Tell her it is time to stop being alone.

That was all, but I thought I understood. I didn’t want to leave her here with no one to talk to. The chances of someone else who possessed my same gift coming to live in the apartment were very slim. Yes, Connor had mentioned offering it as an affordable rental to any one of a number of Wilcox cousins currently attending Northern Pines, but our plans hadn’t gotten much past the discussion stage. At any rate, no Wilcox I’d heard of was able to speak to ghosts, and so even if one of the cousins moved in, Mary would once again be relegated to watching only, unable to communicate with the living person who shared her home.

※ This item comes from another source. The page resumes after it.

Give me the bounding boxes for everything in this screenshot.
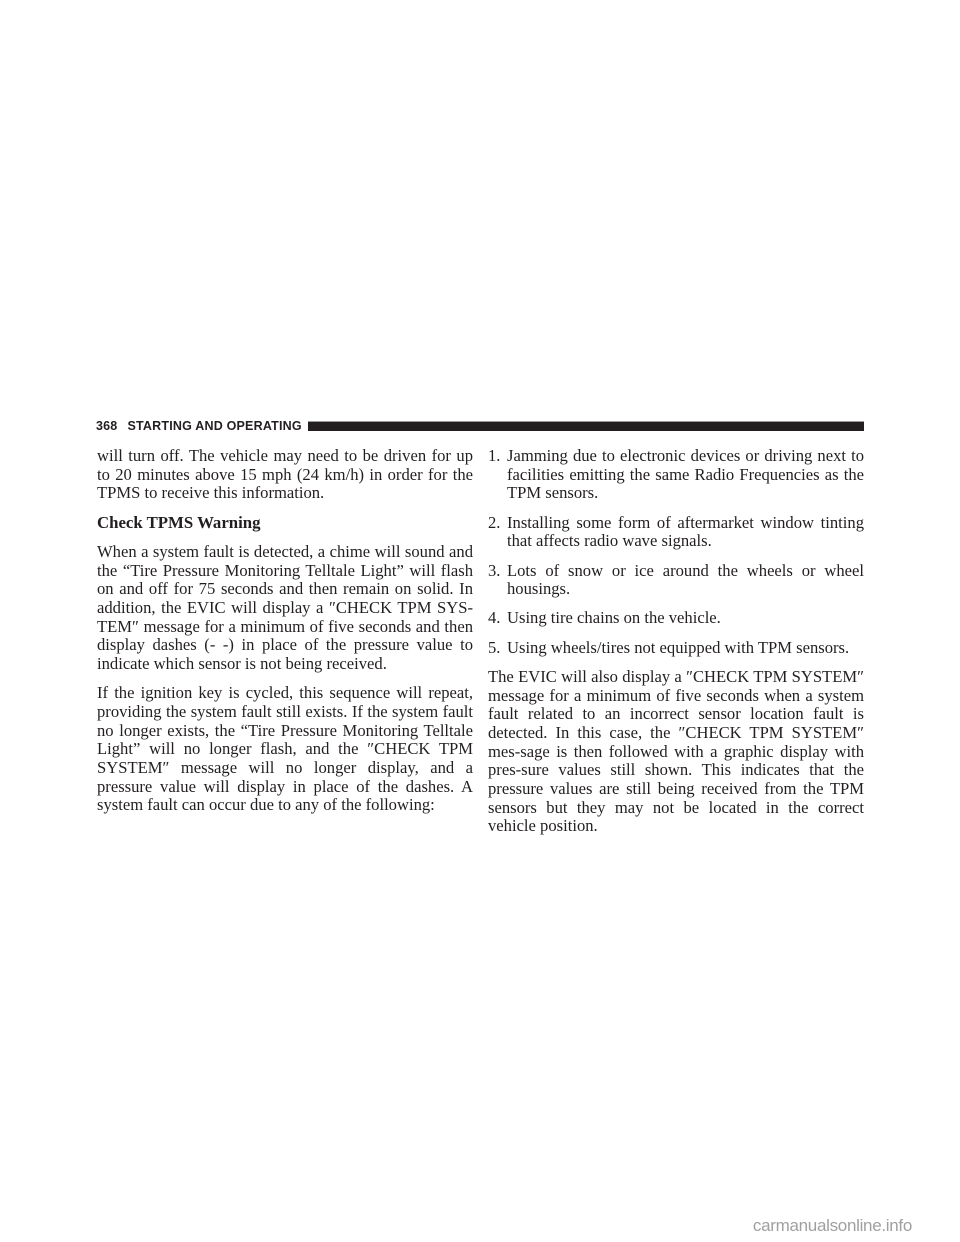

“Maybe,” I ventured, trying to find the right words to tell her she didn’t need to exist in this limbo any longer, “maybe it’s time for you to be with them.”

Her fine penciled brows lifted. “What do you mean?”

“I mean that they’ve been waiting for you — waiting such a long time. Your girls need their mother…and your husband needs his wife.”

“But they left me,” she protested, her tone almost petulant. “I waited and waited here — ”

“I know, I know,” I broke in. “But it’s sort of like” — I racked my brains, trying to think of an analogy she’d understand — “it’s like you made a plan to take the train, only you got off a stop ahead of them. So they’ve been waiting for you at their stop all this time, while you’ve been here, thinking that they must be horribly late. All you have to do is go meet them at their station.”

Blue eyes widening, she nodded. “Of course. Ralph was so absentminded, he was always forgetting the timetables for the trains and such. I can see how he would have gone to the wrong place to wait for me.”

The power pulsed within me again, and I asked, following its inner guidance, “What would Ralph be wearing to meet you at the station? And your girls?”